Look at Jufo's equation for p and n above. You insert the observed probability of the unfair coin (maybe .6 if you've seen "tails" 60 times in 100 flips) for p, N is the size of your bet, and n is the size of your bankroll.
Then you can figure out what your chance is of not losing your bankroll on each flip. But there's no one absolute solution. The answer explains how you calculate it for any possible situation.
The more biased the coin is, assuming you're aware of which way it favors and are betting on that, the better your chances are of winning.
Multiplied by the larger your bankroll is, the more times you can take advantage of your edge, and come out ahead in the end. If n= 0 at any point, you lose.
If n is greater than 0, you stop when you have the results you want: maybe you're trying to double your bankroll, so you play until then. But here, you're determining specifically the chance that bankroll will reach 0, and you will have to stop playing.

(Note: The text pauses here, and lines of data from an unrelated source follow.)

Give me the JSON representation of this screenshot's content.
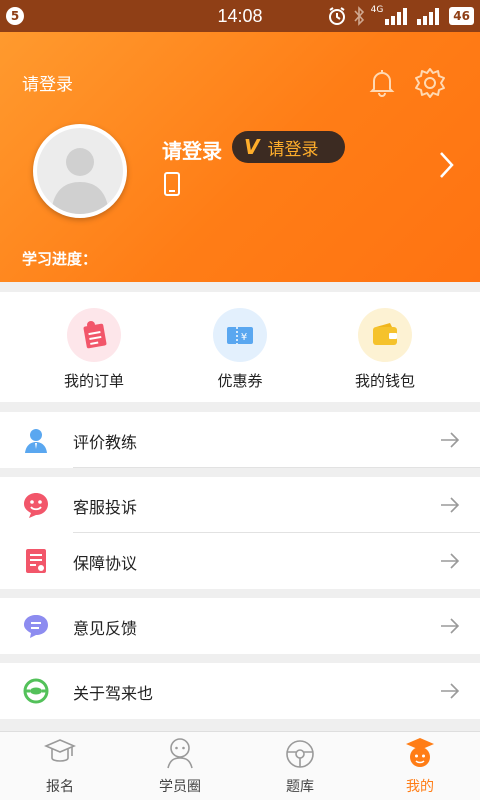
{
  "status_bar": {
    "notification_badge": "5",
    "time": "14:08",
    "battery": "46",
    "network": "4G",
    "icons": [
      "alarm-icon",
      "bluetooth-icon",
      "signal-icon",
      "battery-icon"
    ]
  },
  "header": {
    "top_login": "请登录",
    "name": "请登录",
    "vip_badge_letter": "V",
    "vip_label": "请登录",
    "progress_label": "学习进度：",
    "colors": {
      "gradient_start": "#ff9a2e",
      "gradient_end": "#ff7312",
      "pill_bg": "#3c2b22",
      "pill_text": "#ffae2b"
    }
  },
  "quick_actions": [
    {
      "label": "我的订单",
      "icon": "order-icon",
      "color": "#f2566a",
      "bg": "#fde6ea"
    },
    {
      "label": "优惠券",
      "icon": "coupon-icon",
      "color": "#5aa7f0",
      "bg": "#e3f0fd"
    },
    {
      "label": "我的钱包",
      "icon": "wallet-icon",
      "color": "#f5c22c",
      "bg": "#fdf2d3"
    }
  ],
  "menu": [
    {
      "label": "评价教练",
      "icon": "coach-icon"
    },
    {
      "label": "客服投诉",
      "icon": "service-icon"
    },
    {
      "label": "保障协议",
      "icon": "agreement-icon"
    },
    {
      "label": "意见反馈",
      "icon": "feedback-icon"
    },
    {
      "label": "关于驾来也",
      "icon": "about-icon"
    }
  ],
  "bottom_nav": [
    {
      "label": "报名",
      "icon": "graduation-cap-icon",
      "active": false
    },
    {
      "label": "学员圈",
      "icon": "student-circle-icon",
      "active": false
    },
    {
      "label": "题库",
      "icon": "steering-wheel-icon",
      "active": false
    },
    {
      "label": "我的",
      "icon": "profile-icon",
      "active": true
    }
  ],
  "accent_color": "#ff7d16"
}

Quote: ChesterDogHere's a solution: ... Busting with $2 remaining can be thought of as two independent events, both of which are busting with $1 remaining ... Busting with $N remaining can be thought of N independent events
Thanks very much. For some reason, it didn't click to me that b(N)=b(1)^N, I guess maybe because my brain was thinking of how b(N) is not =(1-p)^N (flipping N consecutive tails), so I got away from that logic of simply multiplying probabilities?
I should have been able to figure it out, and I'm going to tell myself I would have gotten it if I had worked on it a bit more. :)
Quote: Ace2Let’s assume you don’t go bust and after flat betting $1 for a while you’re up $100. Then you decide you want to maximize your gains. How much do you bet going forward?
My guess:
bankroll * (2p-1)/[(p * (1 - (2p-1))^2 + (1-p) * (-1 - (2p-1)^2)]
Quote: Poker769I think I have to just drop it also. If it were anyone other than family I would argue it until they saw but yeah I guess you guys are right. His argument was this is the same as the Monty Hall problem. But I tried to tell him it’s not the same.
I've tried explaining things like this to people who don't understand, and I've come to realize that it is a fruitless endeavor.
I'll explain it once, and if they insist on believing in the gambler's fallacy, okay fine then, be that way. Not worth my time.
Quote: Ace2It should just be (2p -1) * bankroll.
Wouldn't you take into account the variance, though? That's what the divisor is, or supposed to be, in my math above.
BR * EV/SD = Wager
Quote: Ace2I think the kelly formula is simply the edge over the payoff.
Yes the Kelly formula for the fraction of the bankroll to be bet is the edge divided by the odds paid.
In the coin flipping example there is only one payout, but in other games with several different payouts such as in blackjack, using edge over variance is a good approximation for Kelly provided that the edge is small.